Cream cheese cookie dough

December 14, 2009

Here is the recipe for a very rich, tender and versatile cookie dough. This year I used it to make thumbprint cookies and bar cookies. If you are not gluten free, substitute 2 C all purpose flour for the gluten-free flours and omit the xanthan gum.

  • 8oz cream cheese, softened (gluten free)
  • 2 sticks salted butter, softened
  • 1 C powdered sugar
  • 1 ¼ C sorghum or rice flour (or half sorghum and half rice)
  • ½ C tapioca flour
  • ½ C cornstarch
  • 1 tsp xanthan gum
  • 1 tsp vanilla

Combine the flours and xanthan gum together in a bowl. With an electric mixer, cream together the softened cream cheese and butter. Gradually mix in the powdered sugar and the vanilla. Then gradually mix in the remaining dry ingredients.

*For thumbprint cookies, chill the dough for an hour or two. Take the dough out of the refrigerator and preheat the oven to 375 degrees. Roll the dough into small balls. You can roll the balls in some finely chopped nuts if desired. Place the balls of dough on a greased cookie sheet and make an indentation in each ball with your thumb. Using a baby spoon, place some jelly of your choice in the indentation. Bake for about 10 – 12 minutes or until the cookies are set but not browned.  Allow the cookies to cool thoroughly on the cookie sheet before removing.

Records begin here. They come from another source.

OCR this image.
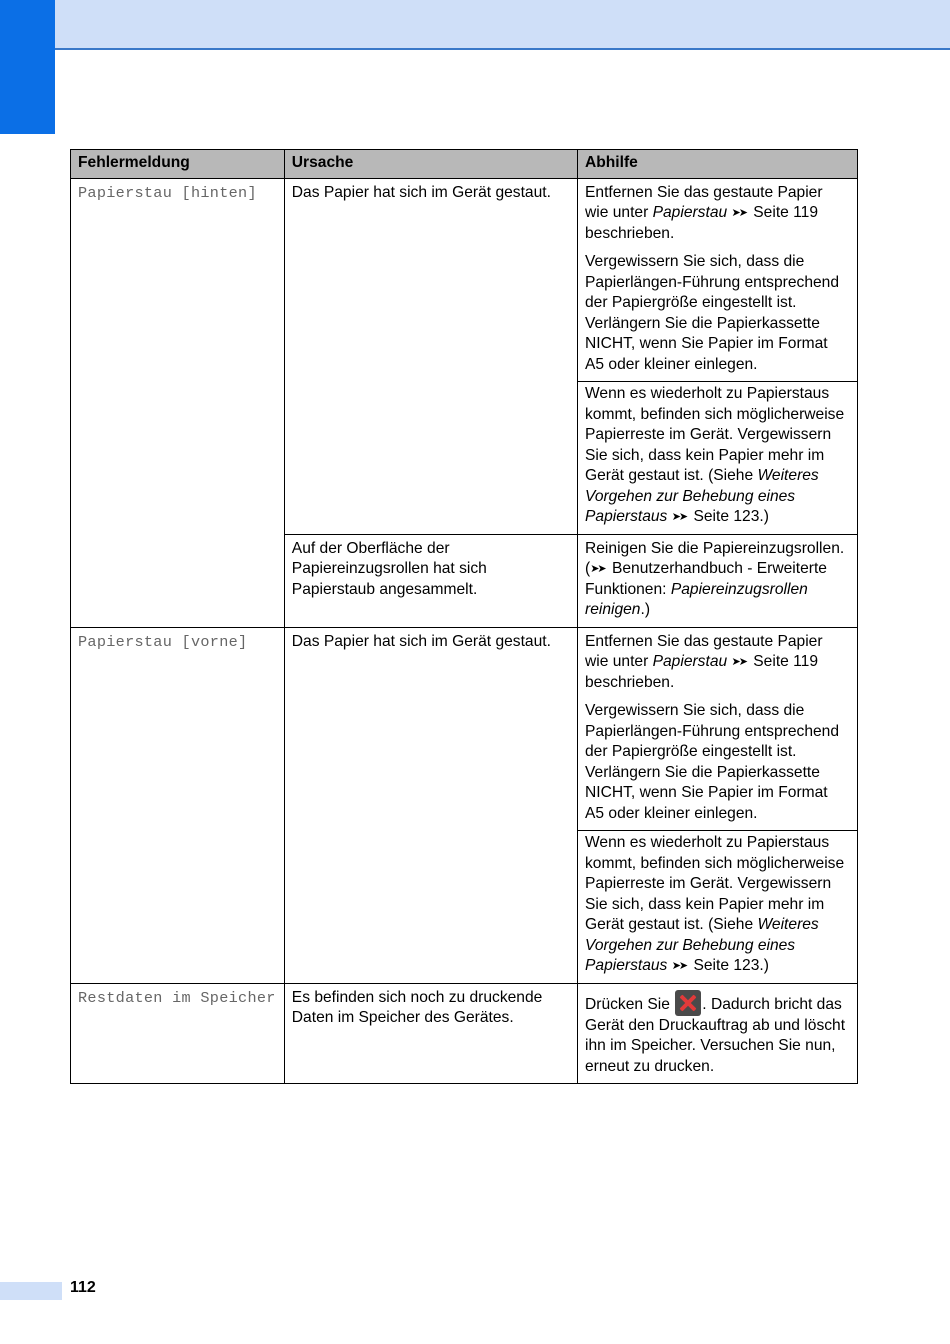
Fehlermeldung	Ursache	Abhilfe
Papierstau [hinten]	Das Papier hat sich im Gerät gestaut.	Entfernen Sie das gestaute Papier wie unter Papierstau ➤➤ Seite 119 beschrieben.
Vergewissern Sie sich, dass die Papierlängen-Führung entsprechend der Papiergröße eingestellt ist. Verlängern Sie die Papierkassette NICHT, wenn Sie Papier im Format A5 oder kleiner einlegen.
Wenn es wiederholt zu Papierstaus kommt, befinden sich möglicherweise Papierreste im Gerät. Vergewissern Sie sich, dass kein Papier mehr im Gerät gestaut ist. (Siehe Weiteres Vorgehen zur Behebung eines Papierstaus ➤➤ Seite 123.)

	Auf der Oberfläche der Papiereinzugsrollen hat sich Papierstaub angesammelt.	Reinigen Sie die Papiereinzugsrollen. (➤➤ Benutzerhandbuch - Erweiterte Funktionen: Papiereinzugsrollen reinigen.)

Papierstau [vorne]	Das Papier hat sich im Gerät gestaut.	Entfernen Sie das gestaute Papier wie unter Papierstau ➤➤ Seite 119 beschrieben.
Vergewissern Sie sich, dass die Papierlängen-Führung entsprechend der Papiergröße eingestellt ist. Verlängern Sie die Papierkassette NICHT, wenn Sie Papier im Format A5 oder kleiner einlegen.
Wenn es wiederholt zu Papierstaus kommt, befinden sich möglicherweise Papierreste im Gerät. Vergewissern Sie sich, dass kein Papier mehr im Gerät gestaut ist. (Siehe Weiteres Vorgehen zur Behebung eines Papierstaus ➤➤ Seite 123.)

Restdaten im Speicher	Es befinden sich noch zu druckende Daten im Speicher des Gerätes.	Drücken Sie . Dadurch bricht das Gerät den Druckauftrag ab und löscht ihn im Speicher. Versuchen Sie nun, erneut zu drucken.
112
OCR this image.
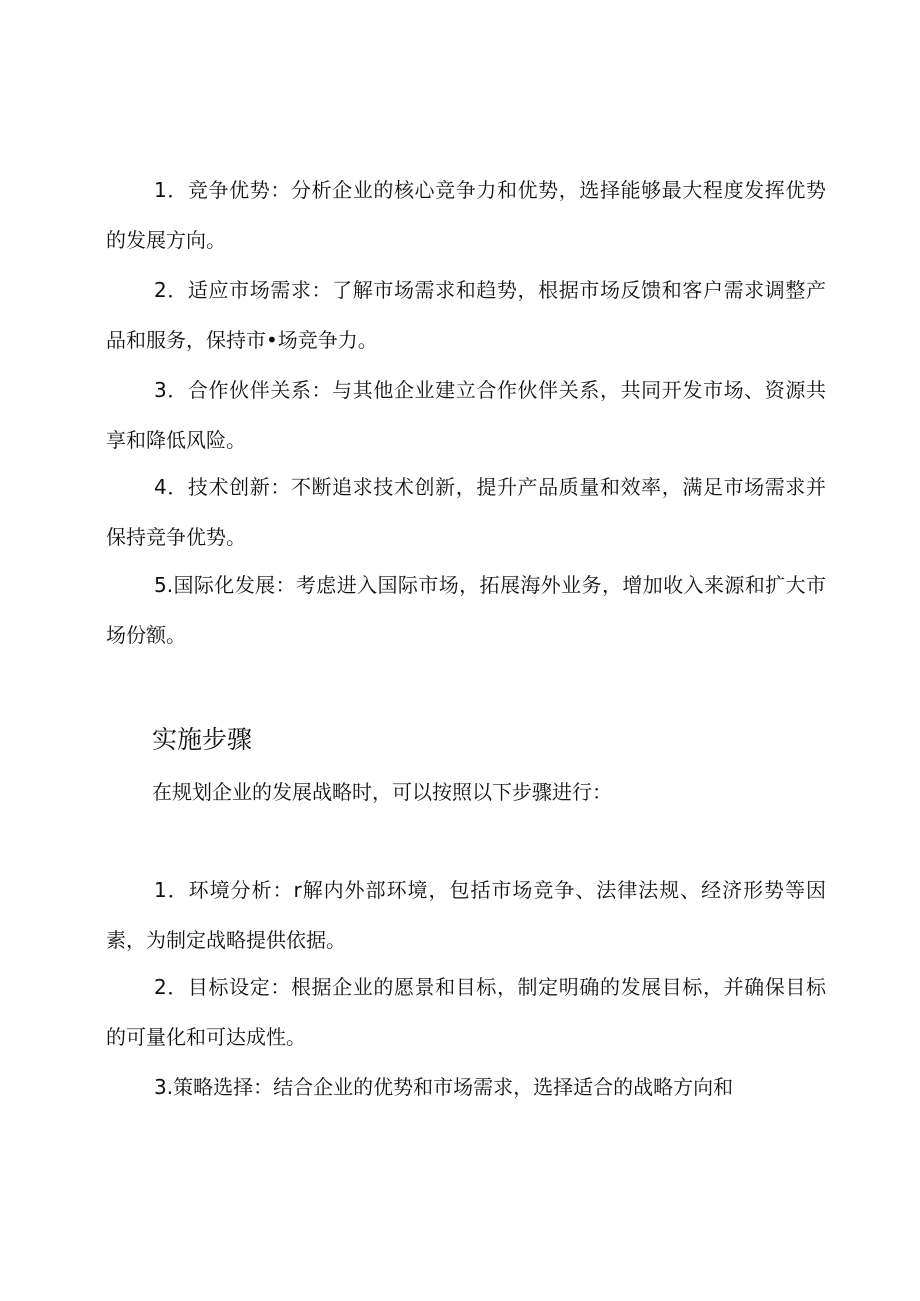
1．竞争优势：分析企业的核心竞争力和优势，选择能够最大程度发挥优势的发展方向。

2．适应市场需求：了解市场需求和趋势，根据市场反馈和客户需求调整产品和服务，保持市•场竞争力。

3．合作伙伴关系：与其他企业建立合作伙伴关系，共同开发市场、资源共享和降低风险。

4．技术创新：不断追求技术创新，提升产品质量和效率，满足市场需求并保持竞争优势。

5.国际化发展：考虑进入国际市场，拓展海外业务，增加收入来源和扩大市场份额。

实施步骤

在规划企业的发展战略时，可以按照以下步骤进行：

1．环境分析：r解内外部环境，包括市场竞争、法律法规、经济形势等因素，为制定战略提供依据。

2．目标设定：根据企业的愿景和目标，制定明确的发展目标，并确保目标的可量化和可达成性。

3.策略选择：结合企业的优势和市场需求，选择适合的战略方向和
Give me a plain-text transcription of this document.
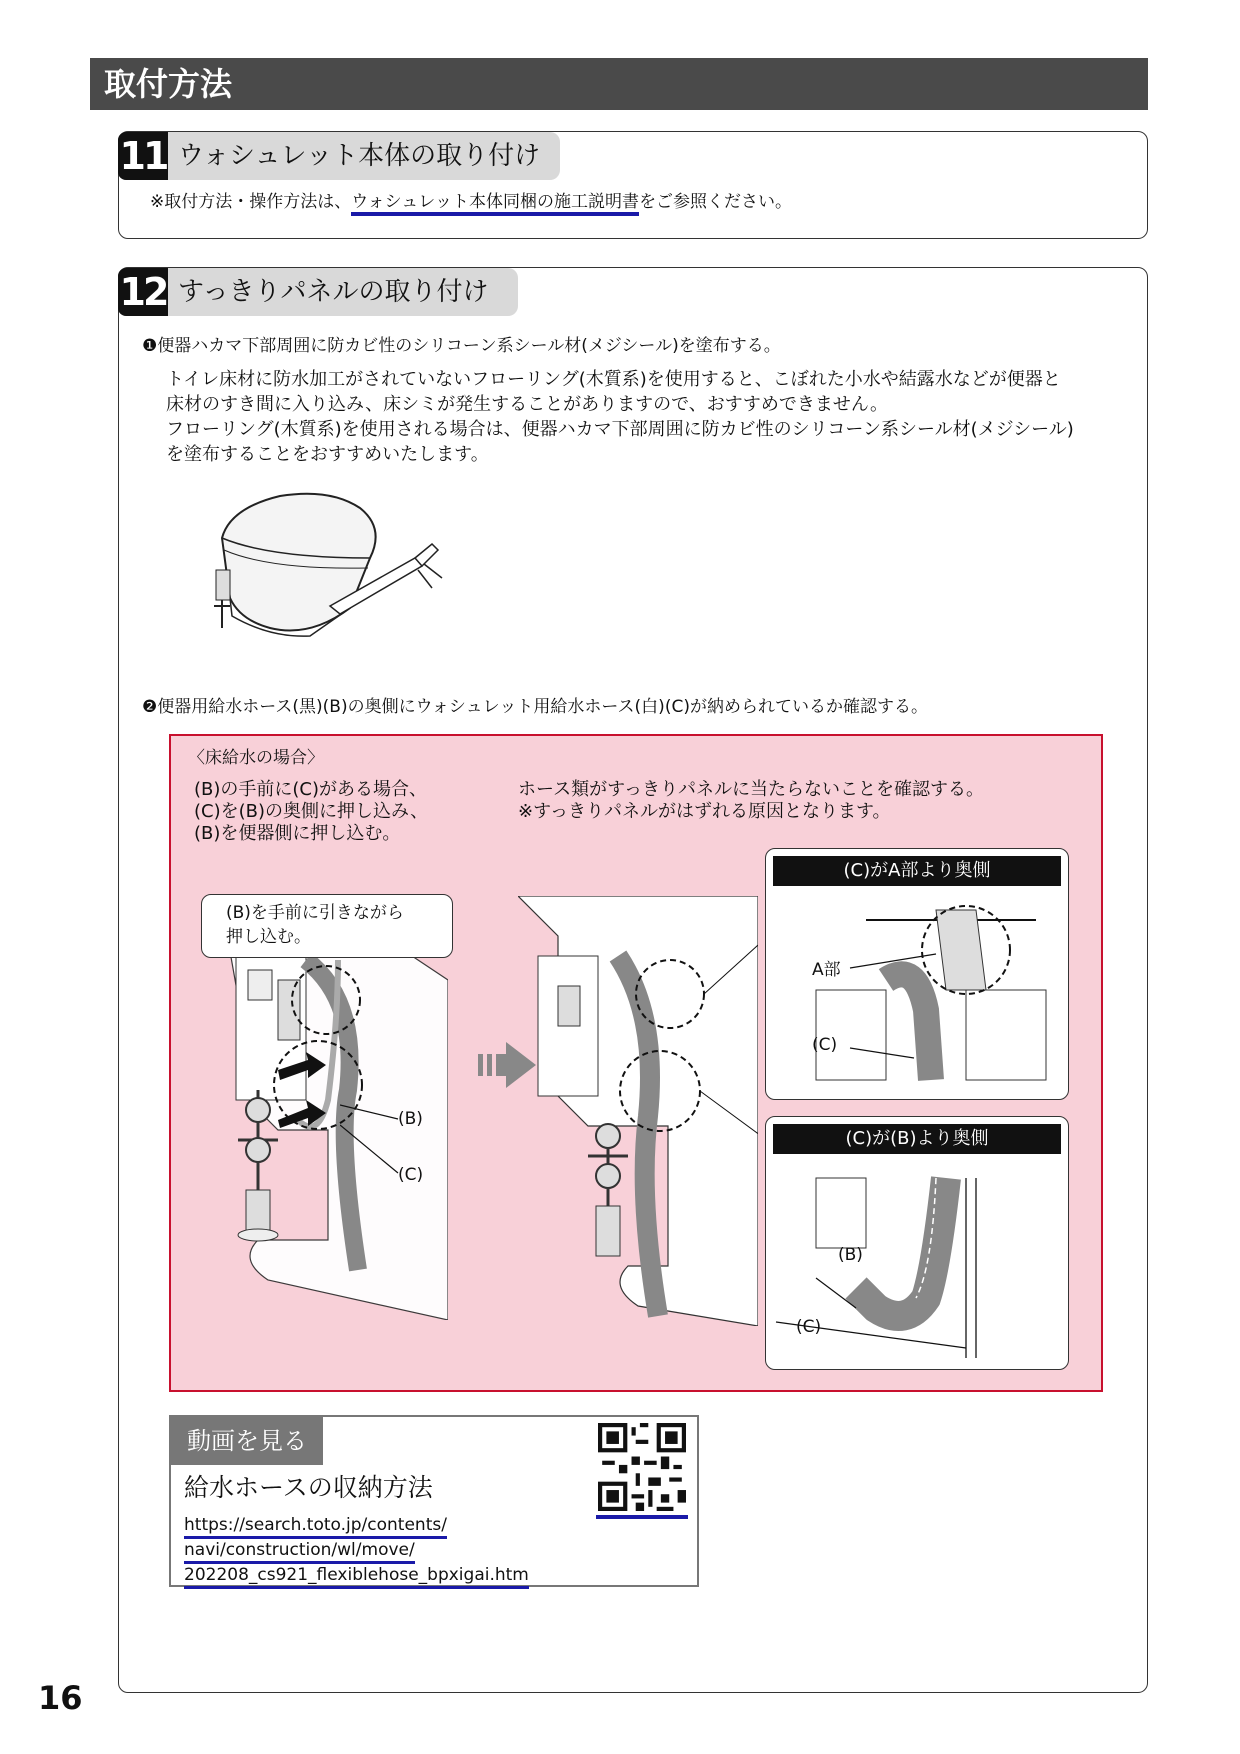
取付方法
11 ウォシュレット本体の取り付け
※取付方法・操作方法は、ウォシュレット本体同梱の施工説明書をご参照ください。
12 すっきりパネルの取り付け
❶便器ハカマ下部周囲に防カビ性のシリコーン系シール材(メジシール)を塗布する。
トイレ床材に防水加工がされていないフローリング(木質系)を使用すると、こぼれた小水や結露水などが便器と
床材のすき間に入り込み、床シミが発生することがありますので、おすすめできません。
フローリング(木質系)を使用される場合は、便器ハカマ下部周囲に防カビ性のシリコーン系シール材(メジシール)
を塗布することをおすすめいたします。
❷便器用給水ホース(黒)(B)の奥側にウォシュレット用給水ホース(白)(C)が納められているか確認する。
〈床給水の場合〉
(B)の手前に(C)がある場合、
(C)を(B)の奥側に押し込み、
(B)を便器側に押し込む。
ホース類がすっきりパネルに当たらないことを確認する。
※すっきりパネルがはずれる原因となります。
(B)を手前に引きながら
押し込む。
(B)
(C)
(C)がA部より奥側
A部
(C)
(C)が(B)より奥側
(B)
(C)
動画を見る
給水ホースの収納方法
https://search.toto.jp/contents/
navi/construction/wl/move/
202208_cs921_flexiblehose_bpxigai.htm
16
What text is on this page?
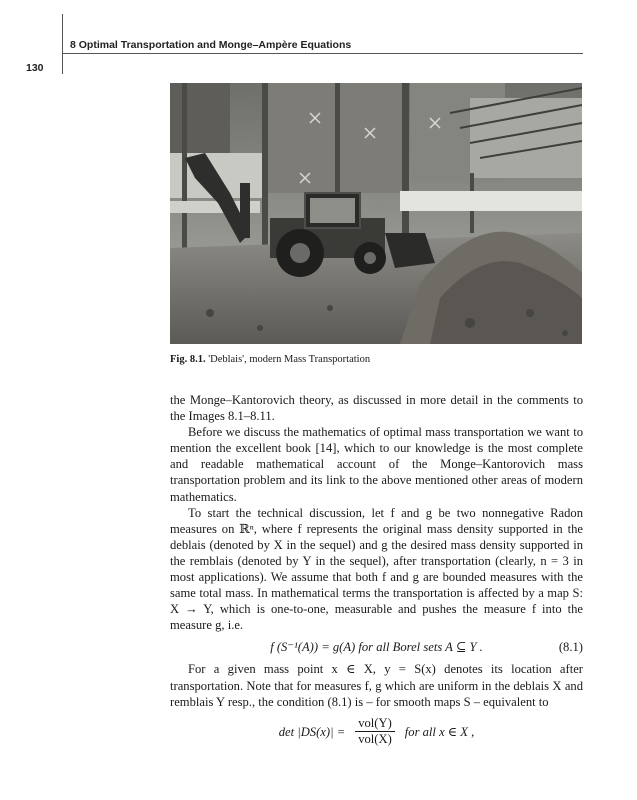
8 Optimal Transportation and Monge–Ampère Equations
130
Fig. 8.1. 'Deblais', modern Mass Transportation

the Monge–Kantorovich theory, as discussed in more detail in the comments to the Images 8.1–8.11.

Before we discuss the mathematics of optimal mass transportation we want to mention the excellent book [14], which to our knowledge is the most complete and readable mathematical account of the Monge–Kantorovich mass transportation problem and its link to the above mentioned other areas of modern mathematics.

To start the technical discussion, let f and g be two nonnegative Radon measures on ℝⁿ, where f represents the original mass density supported in the deblais (denoted by X in the sequel) and g the desired mass density supported in the remblais (denoted by Y in the sequel), after transportation (clearly, n = 3 in most applications). We assume that both f and g are bounded measures with the same total mass. In mathematical terms the transportation is affected by a map S: X → Y, which is one-to-one, measurable and pushes the measure f into the measure g, i.e.

f (S⁻¹(A)) = g(A) for all Borel sets A ⊆ Y .	(8.1)

For a given mass point x ∈ X, y = S(x) denotes its location after transportation. Note that for measures f, g which are uniform in the deblais X and remblais Y resp., the condition (8.1) is – for smooth maps S – equivalent to

$\det |DS(x)| = \frac{\text{vol(Y)}}{\text{vol(X)}}$ for all x ∈ X ,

*For cookie bars, you can mix the additions of your choice into the dough (I used chocolate chips, chopped almonds and sweetened, dried cranberries) or press the toppings firmly into the top of the dough after spreading it in a 9 x 13 baking pan. Bake the 9 x 13 pan for about 30 minutes in a 350 degree oven, or until a toothpick comes out clean from the center of the pan. Allow the cookie bars to cool completely, at least a couple of hours, before trying to cut them.